Sunday, January 31, 2010

Mon pain a moi

The bread baking has been continuing here. I've been really excited about the pain au levain, which I've played with a little bit to make it my own. It's a very dense loaf, maybe because my starter is not quite mature enough, but it has a crispy, hard, caramelized crust that I love and a chewy interior.

Clotilde of Chocolate and Zucchini has a great recipe that I have mostly followed, but changed a few things.
I have just slightly adapted this method.

Rustic Pain au Levain

The night before you want to bake:
Feed your starter, scoop out 1/2 cup starter and put in a clean glass bowl, stir in 1/2 cup plain flour and 1/4 cup filtered water. Remember to stir with a wooden spoon. Cover and let sit overnight.
If you don't have a starter, have a look at Rose Levy Beranbaum's The Bread Bible. There are fairly clear instructions on starting your own from scratch.

The next morning:
In a stand mixer with the paddle or dough hook, mix together:
600g flour (I use 300g whole wheat, 100g rye, 100g spelt and 100g white, all organic)
400g pure water
200g starter
1 Tbsp gluten flour

Mix until a rough dough is formed. This dough will be very sticky. Cover the bowl and let sit for about 30 minutes.
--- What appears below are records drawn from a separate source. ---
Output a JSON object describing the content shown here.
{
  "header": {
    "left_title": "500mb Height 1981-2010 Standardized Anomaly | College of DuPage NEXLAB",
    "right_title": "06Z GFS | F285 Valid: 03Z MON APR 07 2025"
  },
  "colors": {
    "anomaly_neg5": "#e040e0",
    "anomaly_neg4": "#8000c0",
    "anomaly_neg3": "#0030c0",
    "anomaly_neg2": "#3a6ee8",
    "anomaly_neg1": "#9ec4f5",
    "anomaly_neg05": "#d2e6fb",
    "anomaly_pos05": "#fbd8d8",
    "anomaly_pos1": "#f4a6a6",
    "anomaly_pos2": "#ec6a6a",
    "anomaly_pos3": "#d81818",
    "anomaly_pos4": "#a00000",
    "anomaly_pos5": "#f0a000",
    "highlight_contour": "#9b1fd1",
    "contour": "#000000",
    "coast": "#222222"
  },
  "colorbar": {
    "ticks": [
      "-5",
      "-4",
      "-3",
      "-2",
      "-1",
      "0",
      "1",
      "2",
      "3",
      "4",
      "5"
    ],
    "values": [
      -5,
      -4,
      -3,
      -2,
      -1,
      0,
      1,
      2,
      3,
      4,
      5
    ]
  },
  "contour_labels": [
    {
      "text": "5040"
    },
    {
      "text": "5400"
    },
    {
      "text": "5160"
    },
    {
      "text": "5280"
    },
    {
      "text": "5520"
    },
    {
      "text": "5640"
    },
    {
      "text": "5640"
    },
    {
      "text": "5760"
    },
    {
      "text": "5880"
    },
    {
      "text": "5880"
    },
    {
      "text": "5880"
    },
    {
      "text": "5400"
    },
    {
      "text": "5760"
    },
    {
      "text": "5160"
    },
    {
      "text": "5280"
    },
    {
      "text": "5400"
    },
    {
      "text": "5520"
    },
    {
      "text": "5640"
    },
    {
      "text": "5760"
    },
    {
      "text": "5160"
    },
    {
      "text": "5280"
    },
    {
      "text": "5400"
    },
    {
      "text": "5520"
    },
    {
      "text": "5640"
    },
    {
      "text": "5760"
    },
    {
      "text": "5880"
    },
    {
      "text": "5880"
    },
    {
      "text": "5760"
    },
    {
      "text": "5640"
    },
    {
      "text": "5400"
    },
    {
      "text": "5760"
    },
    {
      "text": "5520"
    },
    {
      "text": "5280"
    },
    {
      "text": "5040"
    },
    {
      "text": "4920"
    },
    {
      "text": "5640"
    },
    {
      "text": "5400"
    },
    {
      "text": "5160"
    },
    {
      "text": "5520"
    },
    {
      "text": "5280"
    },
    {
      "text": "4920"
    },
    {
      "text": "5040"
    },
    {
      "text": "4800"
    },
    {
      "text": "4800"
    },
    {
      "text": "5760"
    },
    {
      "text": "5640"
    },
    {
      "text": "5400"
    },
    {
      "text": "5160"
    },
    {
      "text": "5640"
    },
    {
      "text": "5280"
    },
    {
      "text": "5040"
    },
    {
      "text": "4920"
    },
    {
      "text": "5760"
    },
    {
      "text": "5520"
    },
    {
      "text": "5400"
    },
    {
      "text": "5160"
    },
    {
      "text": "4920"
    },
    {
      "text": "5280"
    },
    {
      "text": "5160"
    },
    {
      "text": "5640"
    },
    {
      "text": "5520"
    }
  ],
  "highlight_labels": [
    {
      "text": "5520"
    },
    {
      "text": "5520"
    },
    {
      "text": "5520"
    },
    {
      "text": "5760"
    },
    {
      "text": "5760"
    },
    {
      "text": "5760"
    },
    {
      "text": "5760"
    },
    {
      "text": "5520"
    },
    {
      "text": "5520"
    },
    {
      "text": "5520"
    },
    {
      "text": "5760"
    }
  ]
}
Add 2 tsp sea salt and allow the mixer to mix the salt in. Then transfer the dough to a floured countertop and knead by hand until the dough is less sticky. This might take about 10 minutes. Put dough into an oiled bowl and cover with plastic wrap. Set in a warm, draft free area and allow to rise. After about an hour, fold the dough over, cover it up and allow it to continue it's slow rise. The bread should just about double in size after about 8 hours.

Oil and flour a cast iron or glass pot with a lid that is safe for the oven. Place the dough in the pot, make a few slits in the top and sprinkle with flour. Put the lid on and place the pot in the oven. Turn the oven on to 450F and set the timer for 1 hour. At that point, take the bread out and check it. Mine is usually not baked yet, so I uncover it and place it back in the oven for at least 15 and up to 25 minutes. If you stick a knife in the middle of the loaf it should come out pretty clean. This extra, uncovered time in the oven will allow for deeper caramelization of the crust. When the bread is baked, take out of the oven and carefully (don't burn yourself!) remove from the pot onto a wire rack. You really should wait for this bread to be cool before you cut into it, otherwise the middle can be gummy.

Enjoy and revel in the fact that you made a loaf of bread that is so rustic and beautiful! It is amazing what flour, water and salt can make when we treat them right.